Государь лишь отмахнулся:

- Отче, ты говоришь так потому, что я выбрал путь возмездия, а не путь прощения.

- Ты выбрал путь возмездия, но даже с этого пути сбился и плутаешь во тьме, - строго сказал отец Антим, а затем в пятый раз повторил. - Ты оправдываешь местью даже то, что с местью не связано.


Влад устало вздохнул, потому что этот разговор действительно становился для него неприятным:

- Отче, скажи прямо, чего ты от меня хочешь.

- Я призываю тебя простить своих врагов.

- Простить? - государь посмотрел на монаха, подозревая, что ослышался.

- Простить.

- Для чего? - Влад даже хмыкнул. - Они все мертвы. Подлец Янку умер своей смертью, а остальным помог умереть я. Их судьба уже решилась. Так не всё ли равно? Ты предлагаешь мне помиловать преступников после того, как казнь состоялась.

- Чадо, я говорю не о помиловании. Я говорю о прощении, - сказал монах. - Ты сам признал, что твоя месть совершена. Ты поквитался со всеми. А теперь прости их. Теперь самое время. Я знаю, что у тебя нет привычки прощать. Потому и говорю - прости их сейчас. Прощать мёртвых гораздо легче, чем живых.

- Для чего, если они мертвы? - продолжал упираться Влад. - Прощать уже бесполезно.

- Для них бесполезно. Но не для тебя, - терпеливо объяснял монах. - Сейчас речь идёт о твоей пользе. Прости их, и жить тебе станет гораздо легче.

- Легче? Это вряд ли, - сказал правитель.

- Чадо, ты не понимаешь... - начал монах, но венценосный собеседник перебил:

- Нет, отче, я понимаю. Ты хочешь, чтобы я стал добрым христианином и соблюдал все те правила, которые в наши безбожные времена мало кто соблюдает. Вот мой отец стремился соблюдать правила, и это привело его к смерти.

- Его привело к смерти не это, - печально показал головой отец Антим.

- Нет, именно это! - с горечью воскликнул Влад. - Мой отец был щедр, но слуги, которых он щедро одаривал, предали его. Мой отец простил врага, а этот враг затаил обиду и сделал всё, чтобы мой отец умер. Ты хочешь, чтобы я последовал за своим отцом? Где тут для меня польза?

- Ты непременно получишь пользу, если Господь будет тобой доволен.

- Пусть лучше Господь забудет обо мне, - ехидно сказал младший Дракул. - Те, от кого Бог отвернулся, живут легко и беззаботно. Ведь так сказано в Писании? А если Господь проявит ко мне любовь, это значит, что Он начнёт посылать разные беды, чтобы воспитать меня и наставить на путь истинный. Я не хочу бед. Хочу, чтобы всё оставалось, как сейчас. Власть моя крепка, казна полнится золотом, на моей земле мир и спокойствие, народ множится числом, и нет врагов, которые могли бы разрушить установившееся благоденствие.

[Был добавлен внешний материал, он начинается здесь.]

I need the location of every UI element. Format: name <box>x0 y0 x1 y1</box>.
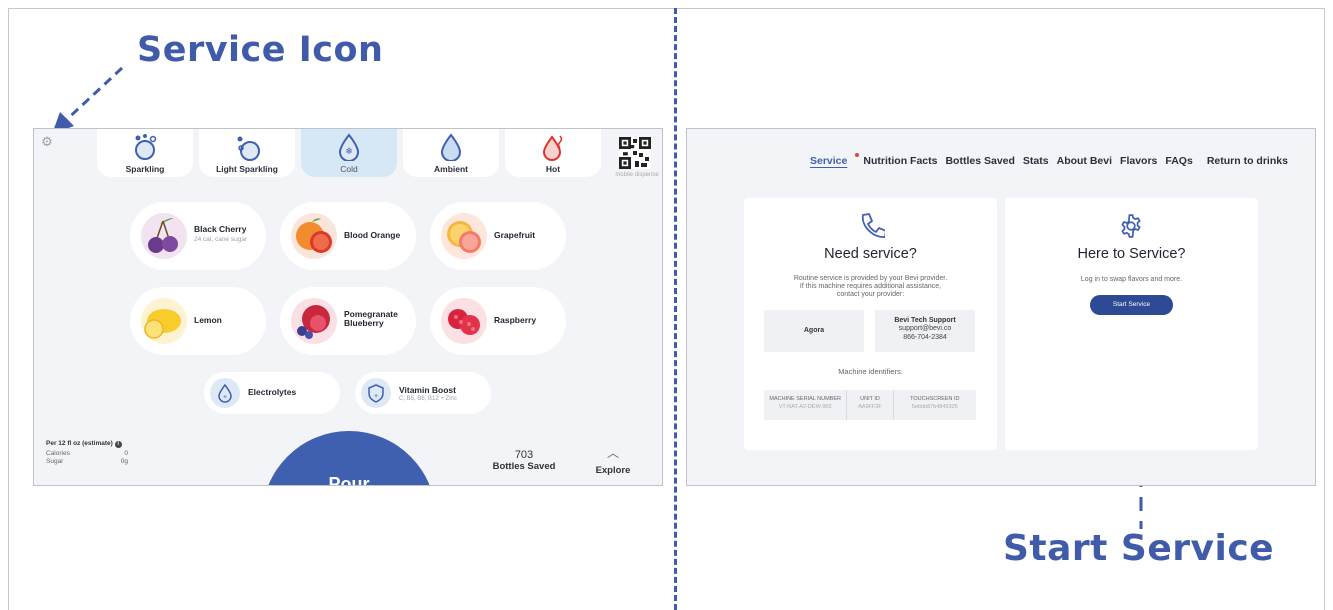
explore-label: Explore <box>595 465 631 476</box>
tab-sparkling[interactable]: Sparkling <box>97 129 193 177</box>
nav-flavors[interactable]: Flavors <box>1120 155 1157 167</box>
boost-vitamin[interactable]: + Vitamin Boost C, B5, B6, B12 + Zinc <box>355 372 491 414</box>
hot-drop-icon <box>542 135 563 161</box>
flavor-grapefruit[interactable]: Grapefruit <box>430 202 566 270</box>
machine-identifiers-box: MACHINE SERIAL NUMBER VT-NAT-A2-DEW-902 … <box>764 390 976 420</box>
boost-electrolytes[interactable]: + Electrolytes <box>204 372 340 414</box>
here-to-service-title: Here to Service? <box>1077 246 1186 262</box>
support-phone: 866-704-2384 <box>903 334 947 341</box>
tech-support-box: Bevi Tech Support support@bevi.co 866-70… <box>875 310 975 352</box>
frame-top <box>8 8 1325 9</box>
bottles-saved-counter: 703 Bottles Saved <box>482 449 566 472</box>
blood-orange-icon <box>291 213 337 259</box>
alert-dot-icon <box>855 153 860 157</box>
need-service-desc: Routine service is provided by your Bevi… <box>793 275 948 298</box>
serial-number-col: MACHINE SERIAL NUMBER VT-NAT-A2-DEW-902 <box>764 390 848 420</box>
nav-faqs[interactable]: FAQs <box>1165 155 1192 167</box>
nutrition-header: Per 12 fl oz (estimate) i <box>46 440 128 448</box>
tab-hot[interactable]: Hot <box>505 129 601 177</box>
boost-sub: C, B5, B6, B12 + Zinc <box>399 396 457 402</box>
unit-id-col: UNIT ID AA9FF3F <box>847 390 894 420</box>
nav-bottles-saved[interactable]: Bottles Saved <box>945 155 1014 167</box>
flavor-black-cherry[interactable]: Black Cherry 24 cal, cane sugar <box>130 202 266 270</box>
nutrition-row: Calories 0 <box>46 450 128 457</box>
pomegranate-blueberry-icon <box>291 298 337 344</box>
service-icon-arrow <box>52 66 124 134</box>
machine-identifiers-label: Machine identifiers: <box>838 367 903 376</box>
lemon-icon <box>141 298 187 344</box>
flavor-name: Lemon <box>194 315 222 325</box>
flavor-name: Raspberry <box>494 315 537 325</box>
bottles-saved-count: 703 <box>514 449 534 461</box>
top-nav: Service Nutrition Facts Bottles Saved St… <box>810 153 1296 167</box>
nav-about-bevi[interactable]: About Bevi <box>1057 155 1112 167</box>
flavor-name: Pomegranate Blueberry <box>344 309 398 328</box>
sparkling-bubbles-icon <box>135 134 157 160</box>
electrolytes-icon: + <box>210 378 240 408</box>
tab-label: Hot <box>545 164 561 174</box>
need-service-title: Need service? <box>824 246 917 262</box>
explore-button[interactable]: ︿ Explore <box>590 444 636 476</box>
qr-code-icon[interactable] <box>619 137 651 169</box>
gear-icon[interactable]: ⚙ <box>40 135 54 149</box>
flavor-raspberry[interactable]: Raspberry <box>430 287 566 355</box>
here-to-service-card: Here to Service? Log in to swap flavors … <box>1005 198 1258 450</box>
touchscreen-id-col: TOUCHSCREEN ID 5ebbb87b4849325 <box>910 396 960 410</box>
qr-caption: mobile dispense <box>615 172 659 178</box>
tab-label: Light Sparkling <box>216 164 278 174</box>
need-service-card: Need service? Routine service is provide… <box>744 198 997 450</box>
nav-service[interactable]: Service <box>810 153 860 167</box>
tab-cold[interactable]: ❄ Cold <box>301 129 397 177</box>
grapefruit-icon <box>441 213 487 259</box>
frame-left <box>8 8 9 610</box>
black-cherry-icon <box>141 213 187 259</box>
light-sparkling-bubbles-icon <box>237 136 260 161</box>
gear-icon <box>1121 214 1141 238</box>
pour-button[interactable]: Pour <box>262 431 436 485</box>
boost-name: Electrolytes <box>248 387 297 397</box>
start-service-button[interactable]: Start Service <box>1090 295 1173 315</box>
flavor-sub: 24 cal, cane sugar <box>194 236 248 243</box>
provider-box: Agora <box>764 310 864 352</box>
provider-name: Agora <box>803 327 825 334</box>
tab-label: Sparkling <box>125 164 165 174</box>
frame-right <box>1324 8 1325 610</box>
svg-text:+: + <box>223 394 227 401</box>
tab-light-sparkling[interactable]: Light Sparkling <box>199 129 295 177</box>
bottles-saved-label: Bottles Saved <box>492 461 556 472</box>
ambient-drop-icon <box>440 133 462 161</box>
vitamin-shield-icon: + <box>361 378 391 408</box>
support-email: support@bevi.co <box>898 325 952 332</box>
here-to-service-desc: Log in to swap flavors and more. <box>1080 276 1183 283</box>
support-title: Bevi Tech Support <box>894 317 956 324</box>
nav-nutrition-facts[interactable]: Nutrition Facts <box>863 155 937 167</box>
tab-ambient[interactable]: Ambient <box>403 129 499 177</box>
flavor-pomegranate-blueberry[interactable]: Pomegranate Blueberry <box>280 287 416 355</box>
drink-selection-screen: ⚙ Sparkling Light Sparkling ❄ Cold Ambie… <box>33 128 663 486</box>
nav-return-to-drinks[interactable]: Return to drinks <box>1207 155 1288 167</box>
panel-divider <box>674 8 677 610</box>
nav-stats[interactable]: Stats <box>1023 155 1049 167</box>
info-icon: i <box>114 441 122 448</box>
flavor-name: Black Cherry <box>194 224 247 234</box>
svg-text:❄: ❄ <box>345 146 353 156</box>
flavor-name: Blood Orange <box>344 230 401 240</box>
cold-drop-icon: ❄ <box>338 133 360 161</box>
flavor-lemon[interactable]: Lemon <box>130 287 266 355</box>
svg-text:+: + <box>374 393 378 400</box>
raspberry-icon <box>441 298 487 344</box>
nutrition-row: Sugar 0g <box>46 458 128 465</box>
chevron-up-icon: ︿ <box>606 446 619 460</box>
flavor-name: Grapefruit <box>494 230 536 240</box>
start-service-callout: Start Service <box>1003 528 1275 569</box>
boost-name: Vitamin Boost <box>399 385 456 395</box>
tab-label: Cold <box>340 164 358 174</box>
service-icon-callout: Service Icon <box>137 30 384 70</box>
flavor-blood-orange[interactable]: Blood Orange <box>280 202 416 270</box>
nutrition-panel: Per 12 fl oz (estimate) i Calories 0 Suga… <box>46 440 128 466</box>
service-screen: Service Nutrition Facts Bottles Saved St… <box>686 128 1316 486</box>
tab-label: Ambient <box>434 164 468 174</box>
phone-icon <box>861 213 885 238</box>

- Ты сам разрушишь всё своим неразумным поведением, - строго сказал монах.

- Ты священник и потому стращаешь меня, - усмехнулся Влад. - По-твоему, всякий, кто грешит, неразумен. По-твоему, добродетель и разум - одно и то же. Я думаю иначе.

- Если ты так разумен, то почему не беспокоишься о том, о чём беспокоится всякий государь? - спросил отец Антим.

- И о чём же мне беспокоиться?

- У тебя нет наследников, - сказал отец Антим.

- Один есть, - непринуждённо ответил правитель.


Монах неодобрительно покачал головой:

- Рождённый от язычницы, с которой ты сожительствуешь, пока гостишь у турков?

- Это уже не важно. Ведь теперь он живёт здесь, в моей земле, и он крещёный.

- И всё же это незаконный сын.

- А! Я понял, - младший Дракул хитро прищурился. - Отче, ты опять за своё? Хочешь, чтобы я женился? Далась тебе эта женитьба!


Отец Антим тяжело вздохнул и произнёс:

- Даже если ты сейчас женишься, от этого не будет толку.

- Почему? - не понял Влад.

- Та женщина, которую ты перевёз в Букурешть и содержишь...

- Отче, хватит попрекать меня этой женщиной!

- Ты сошёлся с ней три года назад, а она не рожает, - докончил монах.

- Это не её вина.

- Здесь я не спорю, - согласился отец Антим. - Эта женщина бездетна из-за тебя. Здесь твоя вина.

- Здесь нет ничьей вины, - сказал младший Дракул.

- Нет, это твоя вина, - настаивал монах. - Ты живёшь неправедно, и потому Господь не даёт тебе продолжить род.

- Отче, ты же знаешь, что у меня уже есть два сына, - возразил Влад. - От язычницы. Ты можешь говорить, что один из них не в счёт, потому что не окрещён, но второй-то крещёный.

- Да, - кивнул монах, - та язычница родила тебе двоих турчат, но и она больше не рожает. Не рожает с тех самых пор, как ты начал истреблять жупанов, повинных в смерти твоего отца и брата. Ты живёшь неправедно, поэтому сейчас я не призываю тебя жениться. Пока ты не исправишься, любая женщина, с которой ты сойдёшься, будет бесплодна.

- Возможно, и не будет, отче.

- Уж не хочешь ли ты проверить мои слова, сойдясь с ещё одной женщиной? - сердито спросил отец Антим.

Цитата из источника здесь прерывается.